Researchers from Princeton University, conducting a privacy survey of the top one million web sites, discovered a variety of tracking and identification techniques in use, including a novel tactic that uses audio signals to fingerprint machines and browsers.
The Princeton study measured a slew of different stateful and stateless tracking techniques, with the goal of measuring the ways that the most popular sites track visitors. User tracking is one of the more controversial topics in the privacy and security communities, and site owners and publishers are looking for new ways to identify and make money from users as more and more of them employ ad blockers. The idea of tracking users across the Web with cookies and third-party identifiers is not new, but as users continue to learn about and resist these kinds of techniques, site owners and technology providers are searching for other methods to accomplish the task.
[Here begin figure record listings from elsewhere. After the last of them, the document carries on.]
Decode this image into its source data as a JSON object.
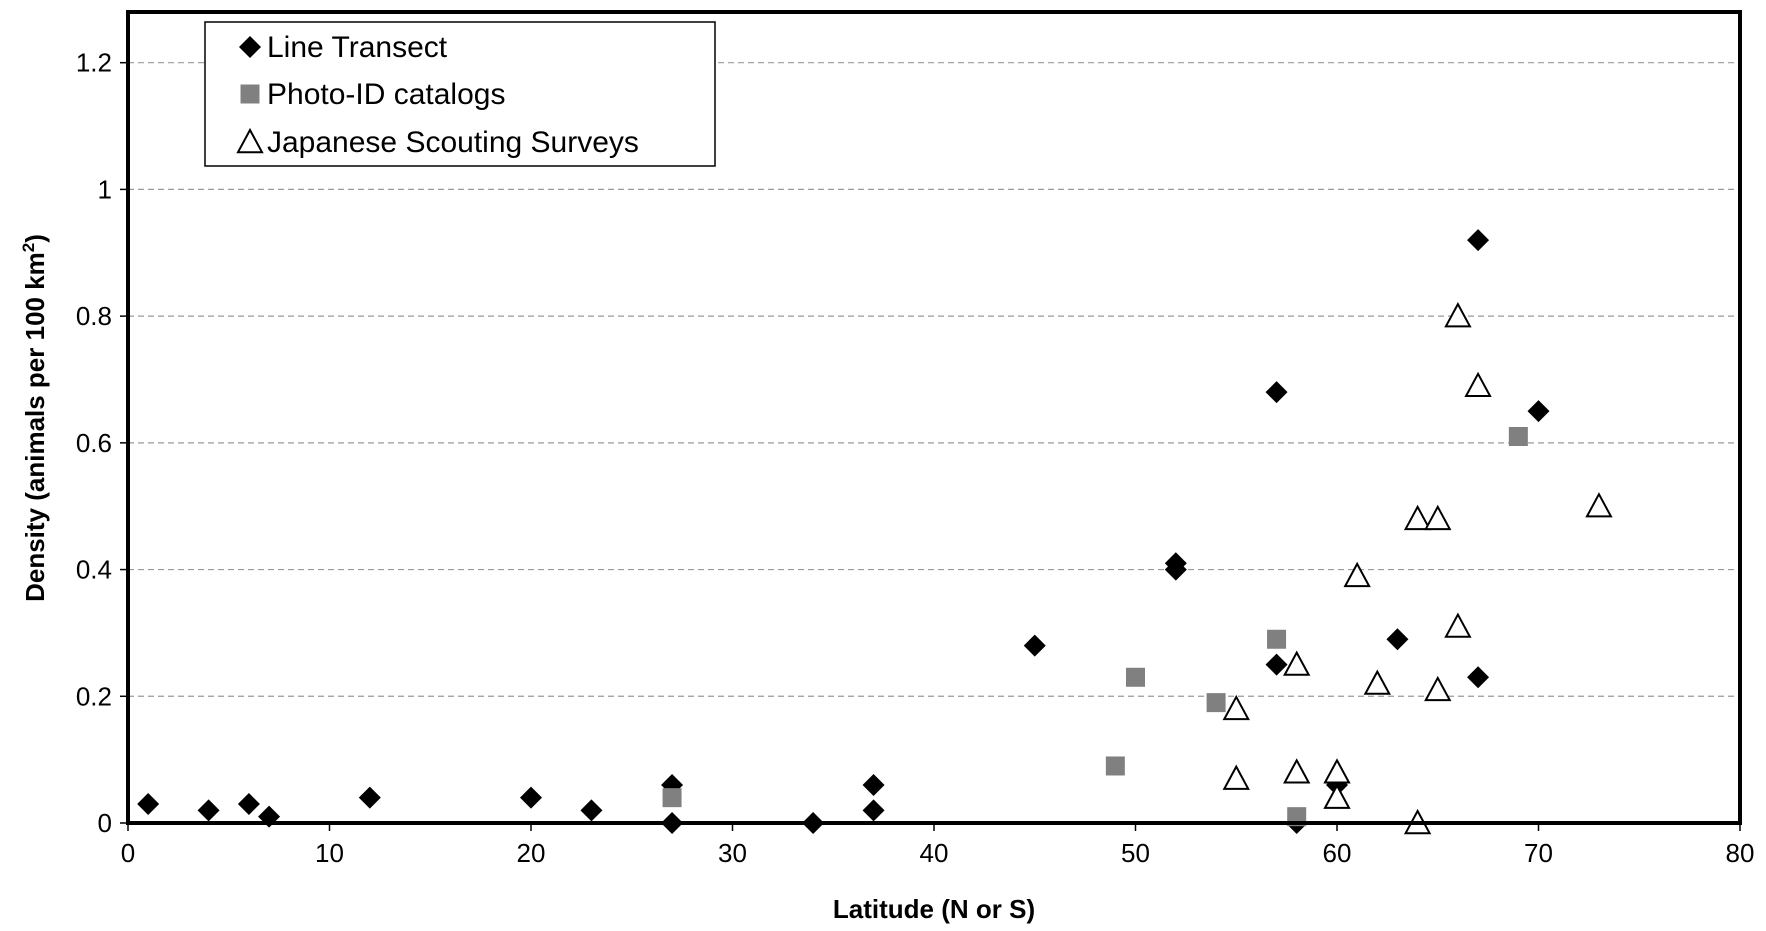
{
  "chart_data": {
    "type": "scatter",
    "title": "",
    "xlabel": "Latitude (N or S)",
    "ylabel_main": "Density (animals per 100 km",
    "ylabel_sup": "2",
    "ylabel_end": ")",
    "xlim": [
      0,
      80
    ],
    "ylim": [
      0,
      1.28
    ],
    "xticks": [
      0,
      10,
      20,
      30,
      40,
      50,
      60,
      70,
      80
    ],
    "yticks": [
      0,
      0.2,
      0.4,
      0.6,
      0.8,
      1,
      1.2
    ],
    "ytick_labels": [
      "0",
      "0.2",
      "0.4",
      "0.6",
      "0.8",
      "1",
      "1.2"
    ],
    "grid": "horizontal dashed",
    "legend_position": "top-left",
    "series": [
      {
        "name": "Line Transect",
        "marker": "diamond",
        "color": "#000000",
        "points": [
          [
            1,
            0.03
          ],
          [
            4,
            0.02
          ],
          [
            6,
            0.03
          ],
          [
            7,
            0.01
          ],
          [
            12,
            0.04
          ],
          [
            20,
            0.04
          ],
          [
            23,
            0.02
          ],
          [
            27,
            0.06
          ],
          [
            27,
            0.0
          ],
          [
            34,
            0.0
          ],
          [
            37,
            0.06
          ],
          [
            37,
            0.02
          ],
          [
            45,
            0.28
          ],
          [
            52,
            0.41
          ],
          [
            52,
            0.4
          ],
          [
            57,
            0.68
          ],
          [
            57,
            0.25
          ],
          [
            58,
            0.0
          ],
          [
            60,
            0.06
          ],
          [
            63,
            0.29
          ],
          [
            67,
            0.92
          ],
          [
            67,
            0.23
          ],
          [
            70,
            0.65
          ]
        ]
      },
      {
        "name": "Photo-ID catalogs",
        "marker": "square",
        "color": "#808080",
        "points": [
          [
            27,
            0.04
          ],
          [
            49,
            0.09
          ],
          [
            50,
            0.23
          ],
          [
            54,
            0.19
          ],
          [
            57,
            0.29
          ],
          [
            58,
            0.01
          ],
          [
            69,
            0.61
          ]
        ]
      },
      {
        "name": "Japanese Scouting Surveys",
        "marker": "triangle",
        "color": "#000000",
        "points": [
          [
            55,
            0.18
          ],
          [
            55,
            0.07
          ],
          [
            58,
            0.25
          ],
          [
            58,
            0.08
          ],
          [
            60,
            0.08
          ],
          [
            60,
            0.04
          ],
          [
            61,
            0.39
          ],
          [
            62,
            0.22
          ],
          [
            64,
            0.48
          ],
          [
            64,
            0.0
          ],
          [
            65,
            0.48
          ],
          [
            65,
            0.21
          ],
          [
            66,
            0.8
          ],
          [
            66,
            0.31
          ],
          [
            67,
            0.69
          ],
          [
            73,
            0.5
          ]
        ]
      }
    ]
  }
}
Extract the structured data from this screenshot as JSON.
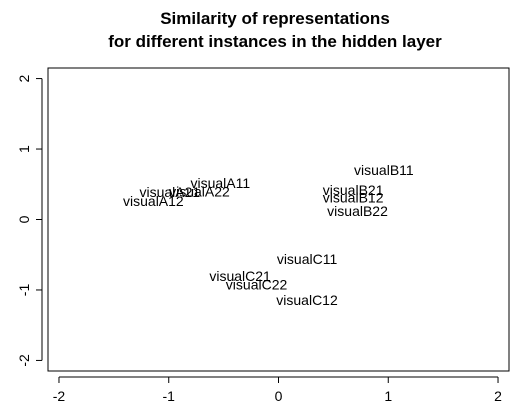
{
  "chart_data": {
    "type": "scatter",
    "title_lines": [
      "Similarity of representations",
      "for different instances in the hidden layer"
    ],
    "xlabel": "",
    "ylabel": "",
    "xlim": [
      -2.1,
      2.1
    ],
    "ylim": [
      -2.15,
      2.15
    ],
    "x_ticks": [
      -2,
      -1,
      0,
      1,
      2
    ],
    "y_ticks": [
      -2,
      -1,
      0,
      1,
      2
    ],
    "grid": false,
    "points": [
      {
        "label": "visualA11",
        "x": -0.53,
        "y": 0.52
      },
      {
        "label": "visualA21",
        "x": -0.99,
        "y": 0.39
      },
      {
        "label": "visualA22",
        "x": -0.72,
        "y": 0.4
      },
      {
        "label": "visualA12",
        "x": -1.14,
        "y": 0.26
      },
      {
        "label": "visualB11",
        "x": 0.96,
        "y": 0.7
      },
      {
        "label": "visualB21",
        "x": 0.68,
        "y": 0.42
      },
      {
        "label": "visualB12",
        "x": 0.68,
        "y": 0.31
      },
      {
        "label": "visualB22",
        "x": 0.72,
        "y": 0.12
      },
      {
        "label": "visualC11",
        "x": 0.26,
        "y": -0.56
      },
      {
        "label": "visualC21",
        "x": -0.35,
        "y": -0.8
      },
      {
        "label": "visualC22",
        "x": -0.2,
        "y": -0.92
      },
      {
        "label": "visualC12",
        "x": 0.26,
        "y": -1.14
      }
    ]
  }
}
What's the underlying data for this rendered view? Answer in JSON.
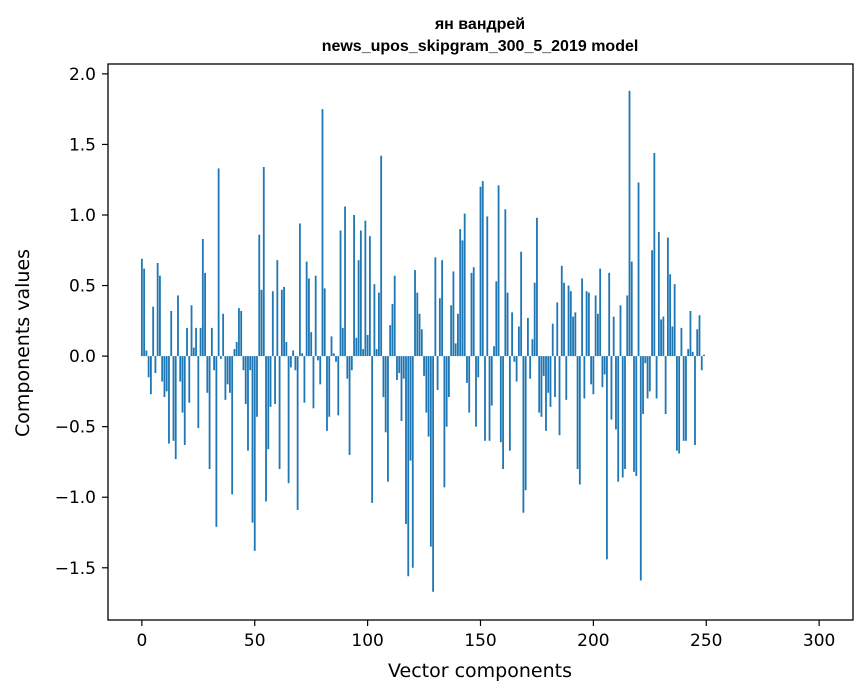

In the study, the Princeton researchers ran a set of measurements on the home pages of the Alex top one million sites. IN addition to finding typical cookie tracking, the researchers discovered a small number of sites that are using the HTML5 AudioContext API to perform fingerprinting visitors. There are at least two different ways that sites are doing this fingerprinting, including one technique that produces an audio signal and then uses a script to process it.
“In the simplest case, a script from the company Liverail checks for the existence of an AudioContext and OscillatorNode to add a single bit of information to a broader fingerprint. More sophisticated scripts process an audio signal generated with an OscillatorNode to fingerprint the device. This technique appears conceptually similar to that of canvas fingerprinting,” the Princeton study says.
Among the sites the researchers found to have audio fingerprinting scripts running are Expedia, Hotels.com, Travelocity, and several other travel sites.
LiveRail, a company owned by Facebook, bills itself as a “monetization platform”, and works with publishers. The researchers found that the LiveRail script was present on 512 of the one million sites they surveyed in March. In order to fingerprint the browser and machine visiting a site, scripts that the researchers discovered hash the signal produced by the OscillatorNode and use that as an identifier. The researchers said that the LiveRail script on the sites they surveyed simply checks for the presence of the AudioContext API, and then adds that to the overall fingerprint.
“Audio signals processed on different machines or browsers may have slight differences due to hardware or software differences between the machines, while the same combination of machine and browser will produce the same output,” the paper says.
“We tested the output of the scripts on a small sample of machines, and confirmed the values returned are largely stable on the same machine and different for different machines.”
The use of audio to track devices and users is becoming a trend. Companies such as SilverPush are using audio beacons in TV ads to track users across multiple devices. Regulators have taken notice of the practice, and in March the FTC warned Android app developers about the use of the SilverPush code.
The Princeton researchers plan to continue their privacy survey on a monthly basis and will be reporting the results on their Web Census page.